Internal combustion (IC) engines are used throughout the world and mainly for motor vehicles. IC engines account for one of the largest consumers of petroleum products known. Due to the large amount of petroleum products consumed by IC engines and the gases exhausted from IC engines, numerous regulatory agencies have implemented regulations or are in the process of implementing regulations that require minimum average fuel economy of vehicles as well as limit the amount of pollutants that are exhausted from vehicles.
Earlier attempts at reducing vehicle emissions have centered on exhaust gas treatments. For example, earlier attempts have introduced reagents into the exhaust gas stream prior to the gas passing through a catalyst in order to effect selective catalytic reduction (SCR) of the nitrogen oxides (NOx) in the exhaust gases. Additionally, many vehicles now include exhaust gas recirculation (EGR) systems to recirculate at least some of the exhaust gases. Although EGR reduces the harmful emissions of vehicles, it also often reduces the vehicle's fuel economy.

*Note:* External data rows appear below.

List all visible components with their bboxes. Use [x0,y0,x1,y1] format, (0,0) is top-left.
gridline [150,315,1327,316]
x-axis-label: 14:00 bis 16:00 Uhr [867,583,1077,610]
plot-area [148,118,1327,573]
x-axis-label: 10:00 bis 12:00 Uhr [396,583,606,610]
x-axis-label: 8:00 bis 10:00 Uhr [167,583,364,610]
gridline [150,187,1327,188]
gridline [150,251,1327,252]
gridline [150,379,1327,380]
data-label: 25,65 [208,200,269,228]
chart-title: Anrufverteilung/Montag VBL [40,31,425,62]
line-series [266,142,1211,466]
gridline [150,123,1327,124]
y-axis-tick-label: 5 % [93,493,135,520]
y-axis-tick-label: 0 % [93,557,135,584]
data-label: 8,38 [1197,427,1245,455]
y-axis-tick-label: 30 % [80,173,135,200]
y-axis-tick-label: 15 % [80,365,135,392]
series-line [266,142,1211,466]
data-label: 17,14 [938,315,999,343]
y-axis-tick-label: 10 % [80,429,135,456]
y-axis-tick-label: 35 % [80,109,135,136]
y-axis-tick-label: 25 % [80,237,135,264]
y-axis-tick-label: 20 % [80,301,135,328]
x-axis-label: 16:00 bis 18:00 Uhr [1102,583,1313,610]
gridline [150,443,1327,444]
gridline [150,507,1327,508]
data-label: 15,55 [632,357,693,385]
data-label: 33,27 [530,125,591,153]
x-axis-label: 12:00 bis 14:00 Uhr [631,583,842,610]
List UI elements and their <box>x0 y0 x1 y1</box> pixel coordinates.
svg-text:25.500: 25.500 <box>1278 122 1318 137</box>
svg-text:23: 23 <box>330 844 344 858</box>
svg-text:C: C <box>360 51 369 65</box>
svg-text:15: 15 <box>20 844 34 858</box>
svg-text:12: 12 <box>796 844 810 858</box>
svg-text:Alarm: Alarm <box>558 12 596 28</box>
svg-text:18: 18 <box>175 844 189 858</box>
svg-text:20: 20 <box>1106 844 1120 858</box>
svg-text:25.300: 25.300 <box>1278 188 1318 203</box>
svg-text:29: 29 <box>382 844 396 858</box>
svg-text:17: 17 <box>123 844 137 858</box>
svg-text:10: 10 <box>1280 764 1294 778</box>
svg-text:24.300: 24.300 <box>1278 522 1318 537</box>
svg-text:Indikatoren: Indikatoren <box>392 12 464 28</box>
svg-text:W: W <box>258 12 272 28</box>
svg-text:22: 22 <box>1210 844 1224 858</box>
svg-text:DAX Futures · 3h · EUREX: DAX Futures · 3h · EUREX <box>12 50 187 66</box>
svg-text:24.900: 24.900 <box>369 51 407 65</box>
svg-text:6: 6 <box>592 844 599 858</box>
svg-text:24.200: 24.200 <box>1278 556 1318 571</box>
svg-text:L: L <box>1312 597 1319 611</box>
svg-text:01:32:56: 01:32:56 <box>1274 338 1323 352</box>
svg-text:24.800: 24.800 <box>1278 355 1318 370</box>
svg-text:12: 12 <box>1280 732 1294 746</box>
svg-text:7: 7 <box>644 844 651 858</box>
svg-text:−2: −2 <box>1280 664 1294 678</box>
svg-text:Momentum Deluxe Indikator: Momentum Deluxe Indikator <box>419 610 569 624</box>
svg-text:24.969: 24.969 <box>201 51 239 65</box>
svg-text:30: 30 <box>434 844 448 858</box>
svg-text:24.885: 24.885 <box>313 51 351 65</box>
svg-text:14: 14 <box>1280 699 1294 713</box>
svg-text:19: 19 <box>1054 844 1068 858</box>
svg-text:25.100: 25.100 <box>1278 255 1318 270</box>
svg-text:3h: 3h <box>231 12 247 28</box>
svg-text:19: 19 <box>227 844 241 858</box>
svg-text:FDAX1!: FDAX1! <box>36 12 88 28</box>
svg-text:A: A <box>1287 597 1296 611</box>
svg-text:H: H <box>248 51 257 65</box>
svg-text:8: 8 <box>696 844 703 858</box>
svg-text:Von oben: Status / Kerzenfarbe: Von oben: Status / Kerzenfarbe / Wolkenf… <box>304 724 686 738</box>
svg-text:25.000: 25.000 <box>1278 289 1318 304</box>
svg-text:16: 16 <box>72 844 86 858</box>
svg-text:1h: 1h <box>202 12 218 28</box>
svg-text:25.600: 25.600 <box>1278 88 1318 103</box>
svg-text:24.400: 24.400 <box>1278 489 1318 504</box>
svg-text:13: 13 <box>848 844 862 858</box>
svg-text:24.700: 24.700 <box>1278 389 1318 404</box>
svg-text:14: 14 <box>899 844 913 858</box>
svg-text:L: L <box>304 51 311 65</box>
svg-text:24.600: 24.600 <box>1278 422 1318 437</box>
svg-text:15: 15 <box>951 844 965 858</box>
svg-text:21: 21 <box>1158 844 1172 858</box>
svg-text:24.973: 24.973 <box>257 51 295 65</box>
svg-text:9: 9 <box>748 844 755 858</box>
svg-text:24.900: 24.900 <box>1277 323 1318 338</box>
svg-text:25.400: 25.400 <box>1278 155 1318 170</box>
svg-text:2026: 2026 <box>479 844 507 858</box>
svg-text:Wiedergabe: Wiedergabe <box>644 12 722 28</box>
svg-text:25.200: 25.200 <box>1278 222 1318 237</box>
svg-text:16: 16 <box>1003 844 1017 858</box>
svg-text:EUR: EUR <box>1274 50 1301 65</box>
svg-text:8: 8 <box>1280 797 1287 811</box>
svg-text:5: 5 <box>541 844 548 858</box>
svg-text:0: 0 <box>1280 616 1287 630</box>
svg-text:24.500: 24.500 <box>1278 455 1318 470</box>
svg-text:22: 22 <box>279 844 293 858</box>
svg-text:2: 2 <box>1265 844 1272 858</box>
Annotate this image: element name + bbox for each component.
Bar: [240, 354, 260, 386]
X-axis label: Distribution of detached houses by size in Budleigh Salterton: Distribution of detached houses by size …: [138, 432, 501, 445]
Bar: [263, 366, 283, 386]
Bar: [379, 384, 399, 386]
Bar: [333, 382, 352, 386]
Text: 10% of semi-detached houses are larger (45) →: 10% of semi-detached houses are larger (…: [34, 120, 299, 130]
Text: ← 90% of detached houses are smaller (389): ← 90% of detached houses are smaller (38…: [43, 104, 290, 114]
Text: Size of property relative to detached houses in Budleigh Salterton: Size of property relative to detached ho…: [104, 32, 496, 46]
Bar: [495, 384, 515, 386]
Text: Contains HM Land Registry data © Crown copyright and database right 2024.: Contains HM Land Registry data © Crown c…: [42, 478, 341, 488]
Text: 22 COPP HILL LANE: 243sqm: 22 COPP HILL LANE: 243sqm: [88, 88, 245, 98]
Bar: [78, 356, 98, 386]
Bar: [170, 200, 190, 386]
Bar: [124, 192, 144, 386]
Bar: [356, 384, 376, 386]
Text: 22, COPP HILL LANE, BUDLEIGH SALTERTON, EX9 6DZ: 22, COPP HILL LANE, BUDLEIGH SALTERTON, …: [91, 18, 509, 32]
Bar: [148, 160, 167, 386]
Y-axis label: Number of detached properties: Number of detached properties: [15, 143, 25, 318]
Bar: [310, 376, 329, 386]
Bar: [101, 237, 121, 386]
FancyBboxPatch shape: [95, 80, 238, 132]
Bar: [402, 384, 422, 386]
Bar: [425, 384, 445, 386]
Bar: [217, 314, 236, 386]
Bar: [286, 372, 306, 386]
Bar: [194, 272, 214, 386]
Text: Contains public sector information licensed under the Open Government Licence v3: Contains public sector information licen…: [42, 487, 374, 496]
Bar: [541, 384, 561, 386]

The uses of SCR and EGR have been effective in reducing the emission problems in the exhaust stream, but have done little in improving the fuel economy and fuel consumption of vehicles. With the tighter regulations that are being implemented, many manufacturers have turned their focus to increasing the fuel economy of IC engines. It is generally known that only about thirty to forty percent of the energy produced by the fuel combustion of IC engines translates to mechanical power. Much of the remaining energy is lost in the form of heat. Therefore, one particular area of focus in the motor vehicle industry has been to recover some of the heat that is generated by the IC engine using a Rankine cycle.
While these prior art attempts have improved the vehicle's efficiency, they lack adequate control of the working fluid and the working fluid's temperature. For example, U.S. Pat. No. 4,031,705 discloses a heat recovery system that heats the working fluid using heat from the IC engine's exhaust and the IC engine's cooling circuit, i.e., the IC engine's radiator. Therefore, while the '705 patent does utilize multiple heat sources, there is no way to adequately control where the heat is being drawn from. This can be problematic at times since insufficient flow of working fluid to a heat source can reduce the overall efficiency of the heat recovery system and/or result in wet steam being fed to the expander.
An additional problem with the '705 patent is that the bypass circuit directs vapor directly into a condenser. Although this is typically not a problem for lower temperature and/or pressure vapors, as the temperature and/or pressure increases, the shock to the condenser caused by receiving superheated vapor can reduce the life expectancy of the condenser.
WO2014/060761 discloses a bypass system that, by injection of working fluid from a fluid supply, can cool superheated working fluid prior to its reaching a condenser so as to alleviate and reduce some of the thermal shock experienced by the condenser.